福福吉吉

女王陛下のお気に入りの福福吉吉のレビュー・感想・評価

女王陛下のお気に入り(2018年製作の映画)
4.0
◆あらすじ◆
18世紀のイングランド、アン女王の側近であるサラが絶大な権力を持っていた。そこに没落貴族のアビゲイルがサラの縁故を頼って宮廷の女中となる。
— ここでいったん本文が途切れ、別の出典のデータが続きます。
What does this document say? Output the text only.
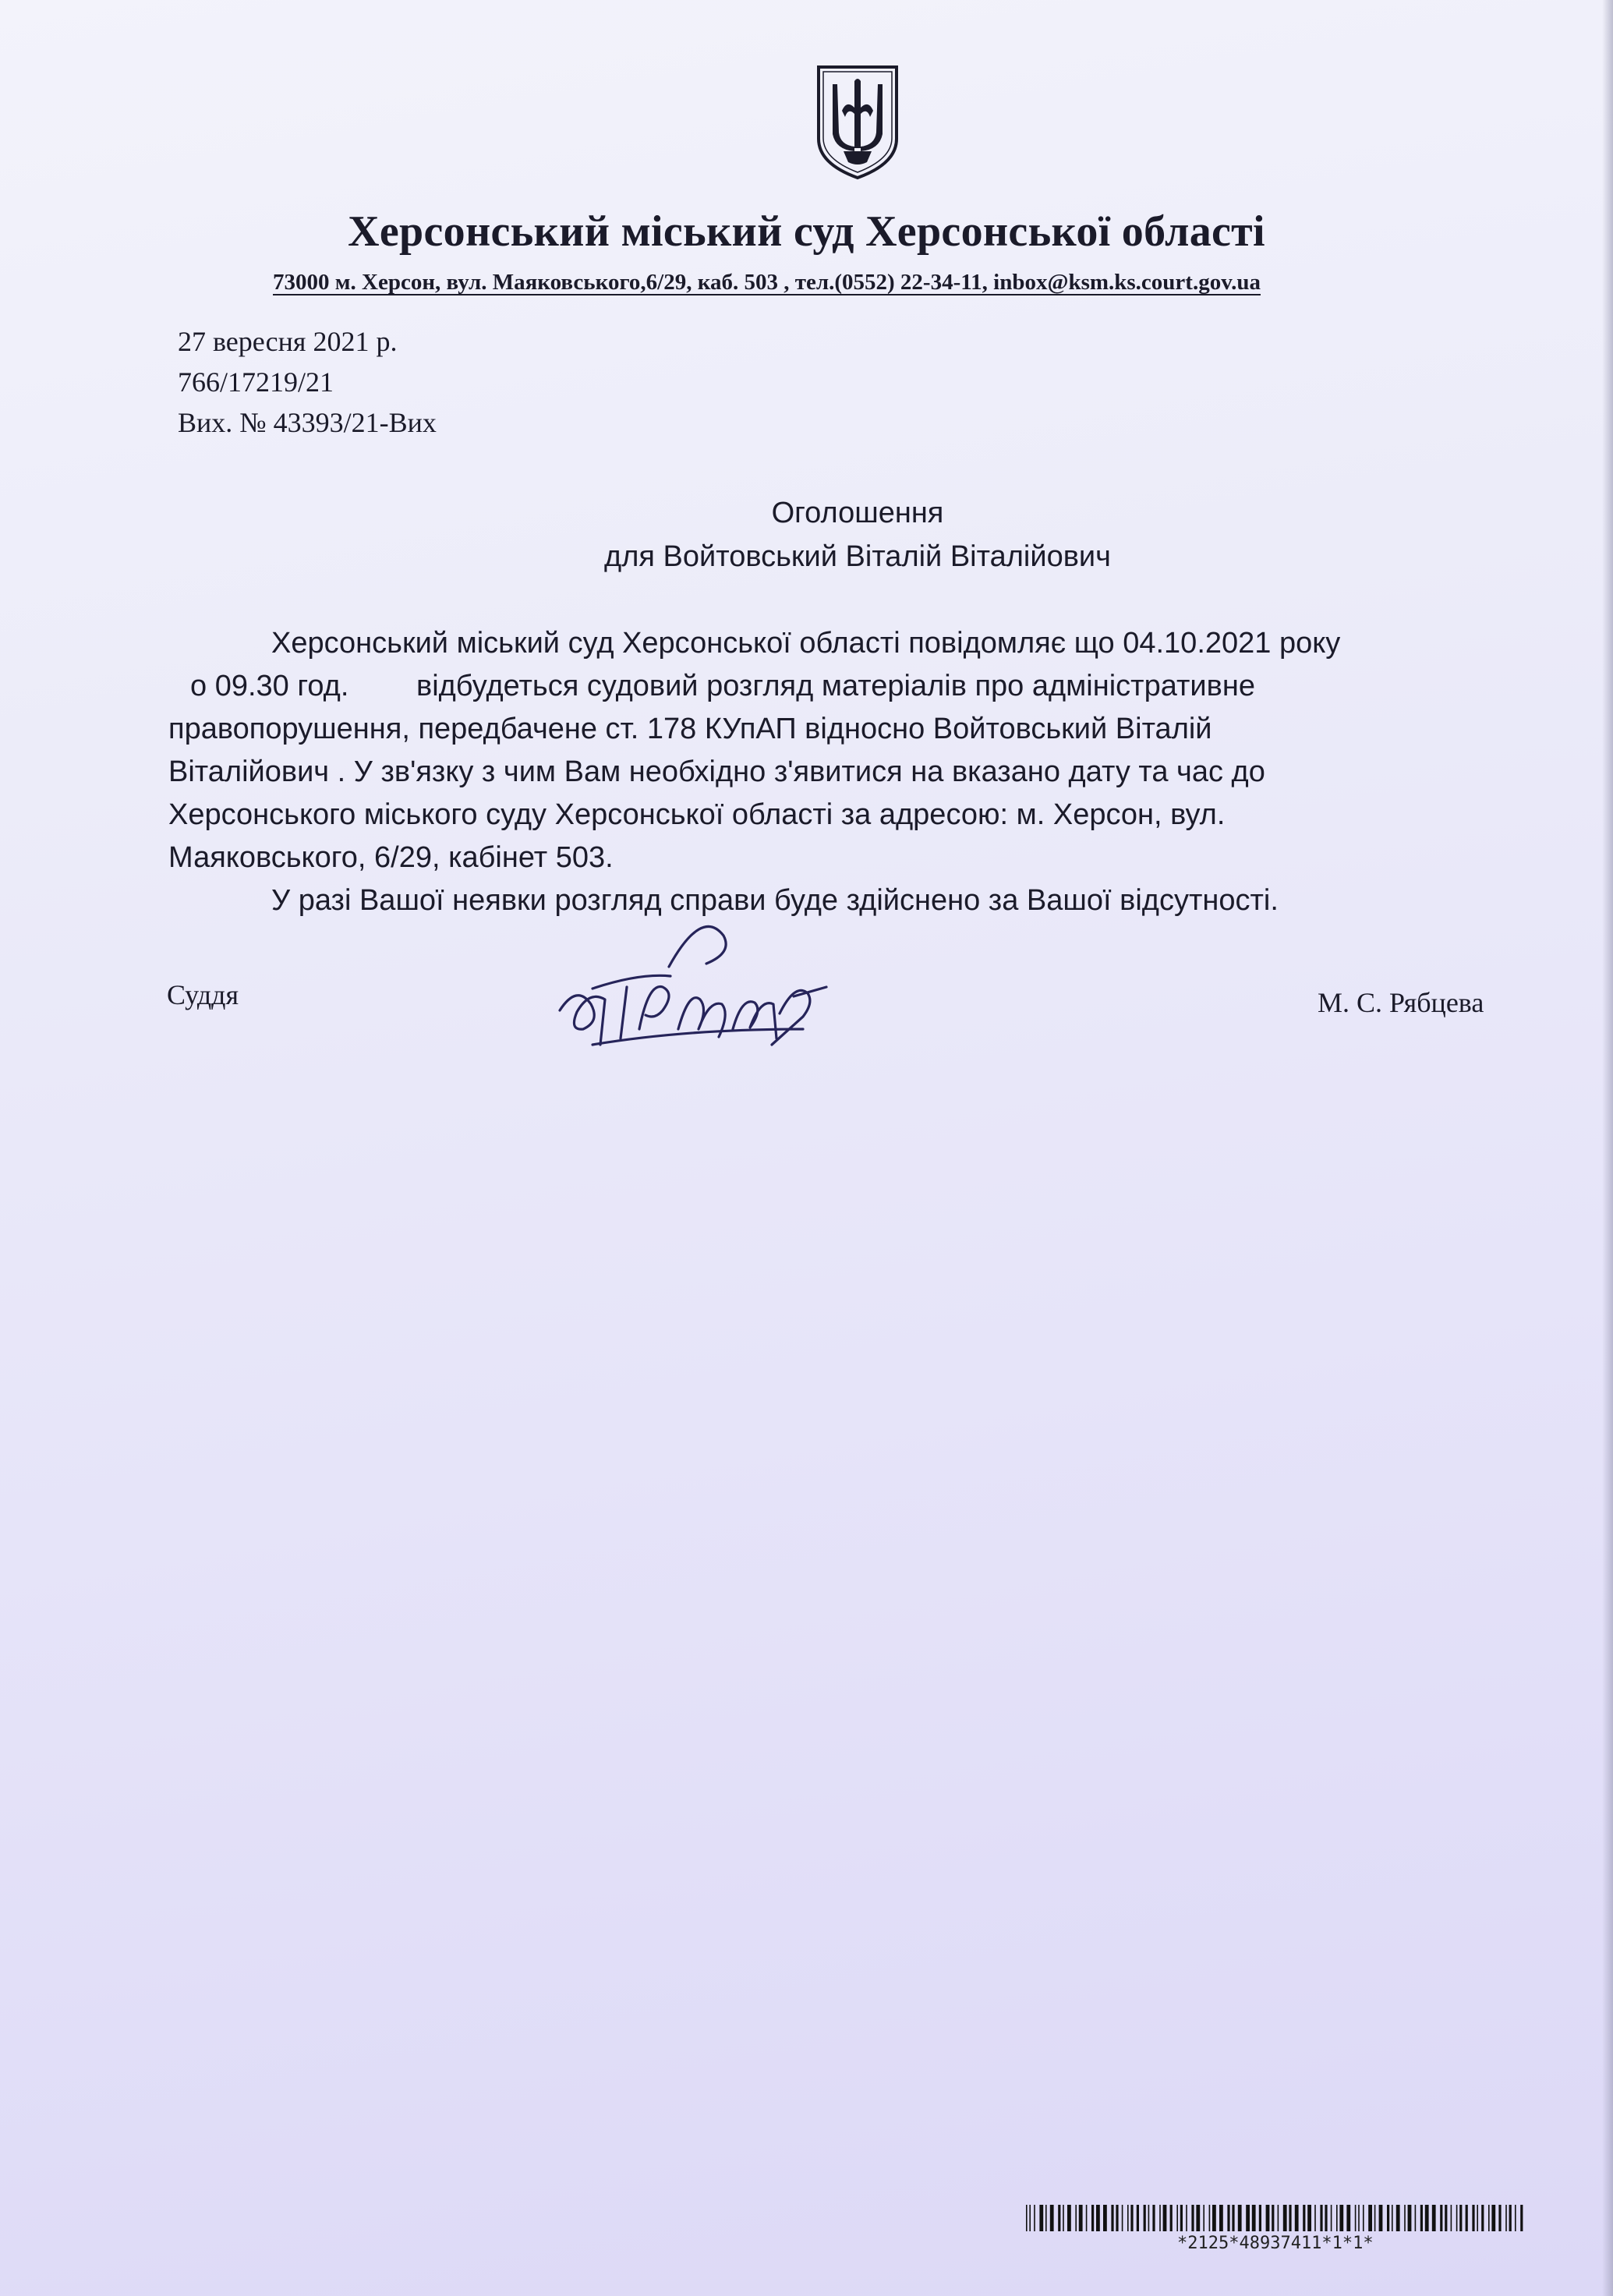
Херсонський міський суд Херсонської області
73000 м. Херсон, вул. Маяковського,6/29, каб. 503 , тел.(0552) 22-34-11, inbox@ksm.ks.court.gov.ua
27 вересня 2021 р.
766/17219/21
Вих. № 43393/21-Вих
Оголошення
для Войтовський Віталій Віталійович
Херсонський міський суд Херсонської області повідомляє що 04.10.2021 року
о 09.30 год. відбудеться судовий розгляд матеріалів про адміністративне
правопорушення, передбачене ст. 178 КУпАП відносно Войтовський Віталій
Віталійович . У зв'язку з чим Вам необхідно з'явитися на вказано дату та час до
Херсонського міського суду Херсонської області за адресою: м. Херсон, вул.
Маяковського, 6/29, кабінет 503.
У разі Вашої неявки розгляд справи буде здійснено за Вашої відсутності.
Суддя	М. С. Рябцева
*2125*48937411*1*1*
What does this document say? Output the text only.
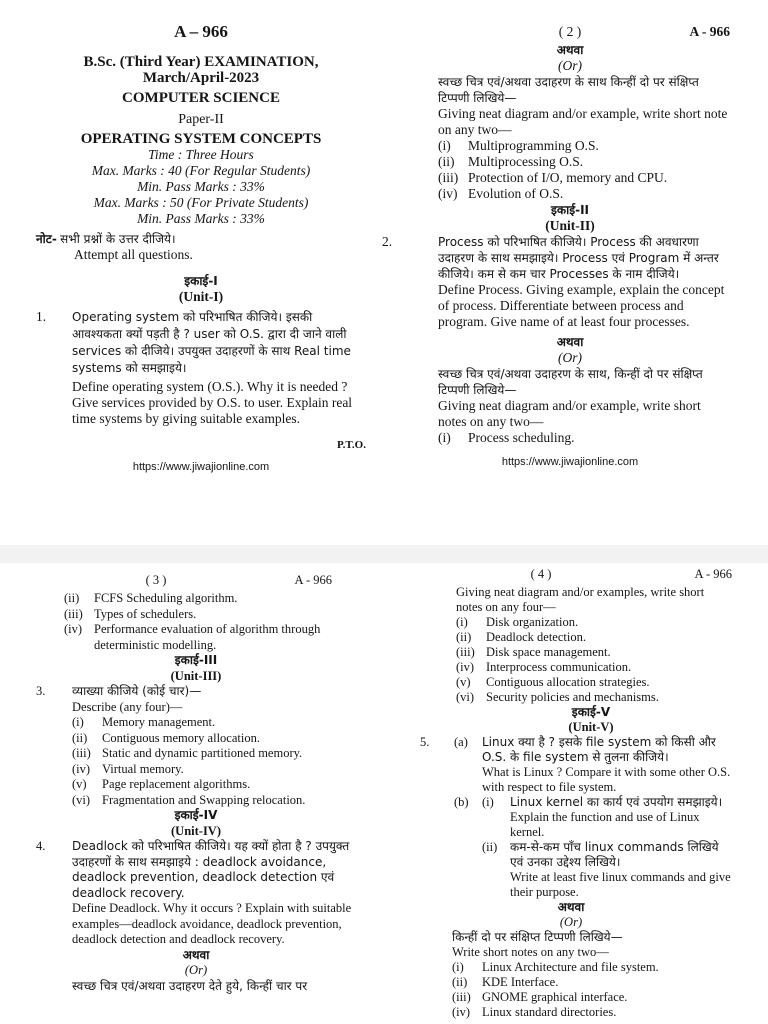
A – 966
B.Sc. (Third Year) EXAMINATION,
March/April-2023
COMPUTER SCIENCE
Paper-II
OPERATING SYSTEM CONCEPTS
Time : Three Hours
Max. Marks : 40 (For Regular Students)
Min. Pass Marks : 33%
Max. Marks : 50 (For Private Students)
Min. Pass Marks : 33%
नोट- सभी प्रश्नों के उत्तर दीजिये।
Attempt all questions.
इकाई-I
(Unit-I)
1. Operating system को परिभाषित कीजिये। इसकी आवश्यकता क्यों पड़ती है ? user को O.S. द्वारा दी जाने वाली services को दीजिये। उपयुक्त उदाहरणों के साथ Real time systems को समझाइये।
Define operating system (O.S.). Why it is needed ? Give services provided by O.S. to user. Explain real time systems by giving suitable examples.
P.T.O.
https://www.jiwajionline.com
( 2 )	A - 966
अथवा
(Or)
स्वच्छ चित्र एवं/अथवा उदाहरण के साथ किन्हीं दो पर संक्षिप्त टिप्पणी लिखिये—
Giving neat diagram and/or example, write short note on any two—
(i) Multiprogramming O.S.
(ii) Multiprocessing O.S.
(iii) Protection of I/O, memory and CPU.
(iv) Evolution of O.S.
इकाई-II
(Unit-II)
2.	Process को परिभाषित कीजिये। Process की अवधारणा उदाहरण के साथ समझाइये। Process एवं Program में अन्तर कीजिये। कम से कम चार Processes के नाम दीजिये।
Define Process. Giving example, explain the concept of process. Differentiate between process and program. Give name of at least four processes.
अथवा
(Or)
स्वच्छ चित्र एवं/अथवा उदाहरण के साथ, किन्हीं दो पर संक्षिप्त टिप्पणी लिखिये—
Giving neat diagram and/or example, write short notes on any two—
(i) Process scheduling.
https://www.jiwajionline.com
( 3 )	A - 966
(ii) FCFS Scheduling algorithm.
(iii) Types of schedulers.
(iv) Performance evaluation of algorithm through deterministic modelling.
इकाई-III
(Unit-III)
3. व्याख्या कीजिये (कोई चार)—
Describe (any four)—
(i) Memory management.
(ii) Contiguous memory allocation.
(iii) Static and dynamic partitioned memory.
(iv) Virtual memory.
(v) Page replacement algorithms.
(vi) Fragmentation and Swapping relocation.
इकाई-IV
(Unit-IV)
4. Deadlock को परिभाषित कीजिये। यह क्यों होता है ? उपयुक्त उदाहरणों के साथ समझाइये : deadlock avoidance, deadlock prevention, deadlock detection एवं deadlock recovery.
Define Deadlock. Why it occurs ? Explain with suitable examples—deadlock avoidance, deadlock prevention, deadlock detection and deadlock recovery.
अथवा
(Or)
स्वच्छ चित्र एवं/अथवा उदाहरण देते हुये, किन्हीं चार पर
( 4 )	A - 966
Giving neat diagram and/or examples, write short notes on any four—
(i) Disk organization.
(ii) Deadlock detection.
(iii) Disk space management.
(iv) Interprocess communication.
(v) Contiguous allocation strategies.
(vi) Security policies and mechanisms.
इकाई-V
(Unit-V)
5. (a) Linux क्या है ? इसके file system को किसी और O.S. के file system से तुलना कीजिये।
What is Linux ? Compare it with some other O.S. with respect to file system.
(b) (i) Linux kernel का कार्य एवं उपयोग समझाइये।
Explain the function and use of Linux kernel.
(ii) कम-से-कम पाँच linux commands लिखिये एवं उनका उद्देश्य लिखिये।
Write at least five linux commands and give their purpose.
अथवा
(Or)
किन्हीं दो पर संक्षिप्त टिप्पणी लिखिये—
Write short notes on any two—
(i) Linux Architecture and file system.
(ii) KDE Interface.
(iii) GNOME graphical interface.
(iv) Linux standard directories.
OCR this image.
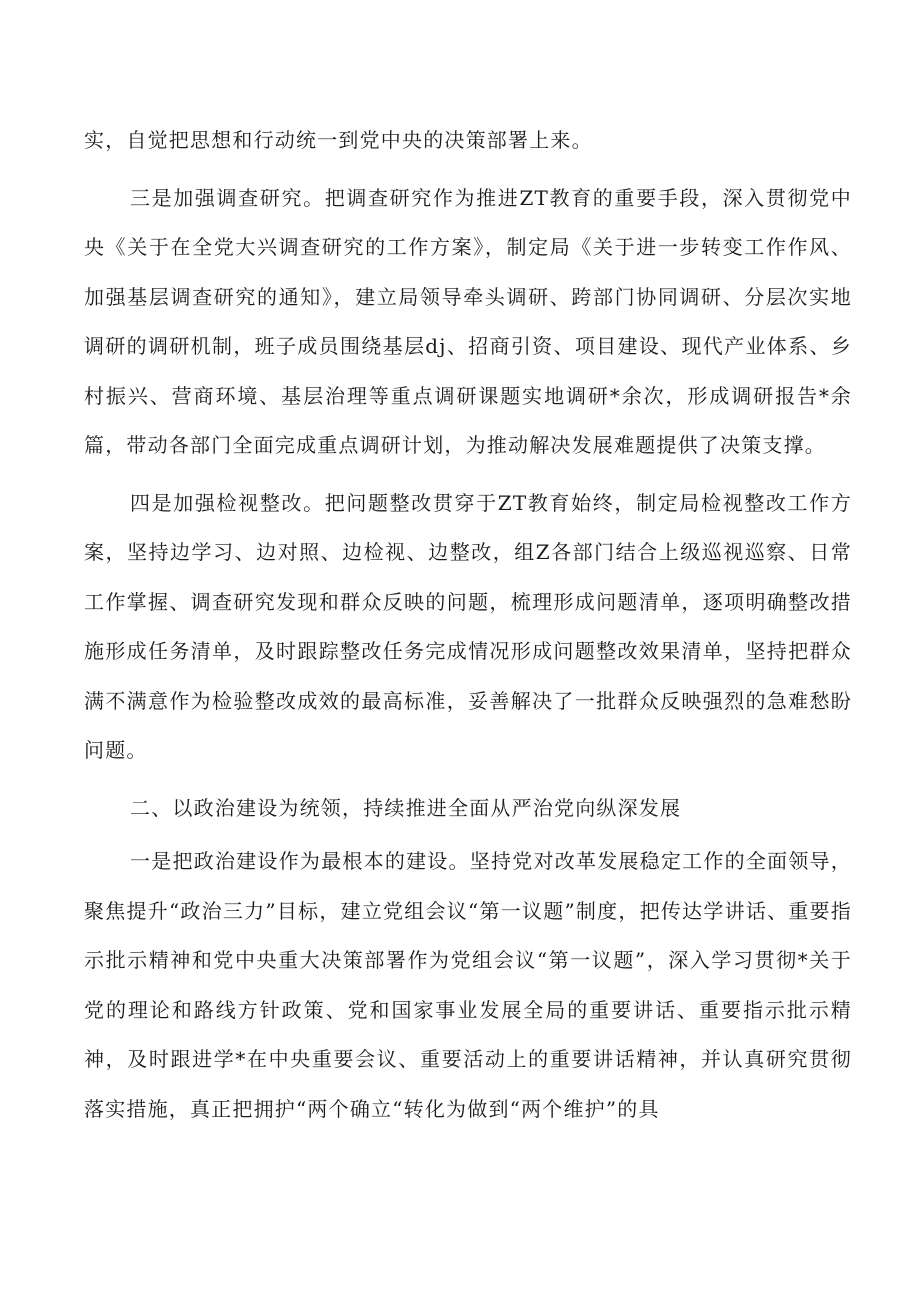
实，自觉把思想和行动统一到党中央的决策部署上来。

三是加强调查研究。把调查研究作为推进ZT教育的重要手段，深入贯彻党中央《关于在全党大兴调查研究的工作方案》，制定局《关于进一步转变工作作风、加强基层调查研究的通知》，建立局领导牵头调研、跨部门协同调研、分层次实地调研的调研机制，班子成员围绕基层dj、招商引资、项目建设、现代产业体系、乡村振兴、营商环境、基层治理等重点调研课题实地调研*余次，形成调研报告*余篇，带动各部门全面完成重点调研计划，为推动解决发展难题提供了决策支撑。

四是加强检视整改。把问题整改贯穿于ZT教育始终，制定局检视整改工作方案，坚持边学习、边对照、边检视、边整改，组Z各部门结合上级巡视巡察、日常工作掌握、调查研究发现和群众反映的问题，梳理形成问题清单，逐项明确整改措施形成任务清单，及时跟踪整改任务完成情况形成问题整改效果清单，坚持把群众满不满意作为检验整改成效的最高标准，妥善解决了一批群众反映强烈的急难愁盼问题。

二、以政治建设为统领，持续推进全面从严治党向纵深发展

一是把政治建设作为最根本的建设。坚持党对改革发展稳定工作的全面领导，聚焦提升“政治三力”目标，建立党组会议“第一议题”制度，把传达学讲话、重要指示批示精神和党中央重大决策部署作为党组会议“第一议题”，深入学习贯彻*关于党的理论和路线方针政策、党和国家事业发展全局的重要讲话、重要指示批示精神，及时跟进学*在中央重要会议、重要活动上的重要讲话精神，并认真研究贯彻落实措施，真正把拥护“两个确立“转化为做到“两个维护”的具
アビゲイルは次第にアン女王へ近づいていき、寵愛を受けるようになるのだが...。

◆感想◆
18世紀のイングランドでアン女王の寵愛を奪い合う2人の女性の戦いを描いた作品になっていて、アン女王と古くからの信頼関係を築くサラとアン女王の心身の不安定さに乗じてその信頼関係を壊そうとするアビゲイルの心理戦とそれぞれの思惑が映像として描かれていて興味の尽きない作品になっていました。

本作の舞台である18世紀のイングランドではフランスと戦争中であり、アン女王(オリヴィア・コールマン)に戦争の継続か講和を議会で意見の分かれる状態でしたが、サラ(レイチェル・ワイズ)と重臣たちにより戦争継続の方向に進んでいました。アン女王が政治を全てサラに丸投げの状態であり、サラが全てを握っていたと言えます。

そんな中、サラを頼って没落貴族のアビゲイル(エマ・ストーン)が現れ、宮廷の女中となります。サラにとってアビゲイルは取るに足らない存在だったのですが、少しずつアビゲイルがアン女王の寵愛を受けるようになっていき、この展開が本作の見どころとなっていました。最初はアビゲイルにサラにとって代わる意図など無かったのですが、アビゲイルの献身的な動きにアン女王に認められ始めてから、アビゲイルの野心が少しずつ大きくなっていったところにアン女王とサラ、アン女王とアビゲイル、サラとアビゲイルという人間関係のリアルさが満ちていて面白かったです。弱っているアン女王にとってアビゲイルの裏がある優しさが国全体のことを考えるサラの意見より優遇されてしまったことは悲劇的でした。

アン女王、サラ、アビゲイルを演じた俳優陣の演技が素晴らしく、変わっていく人間関係とその心情を演じきっていてとても面白い作品でした。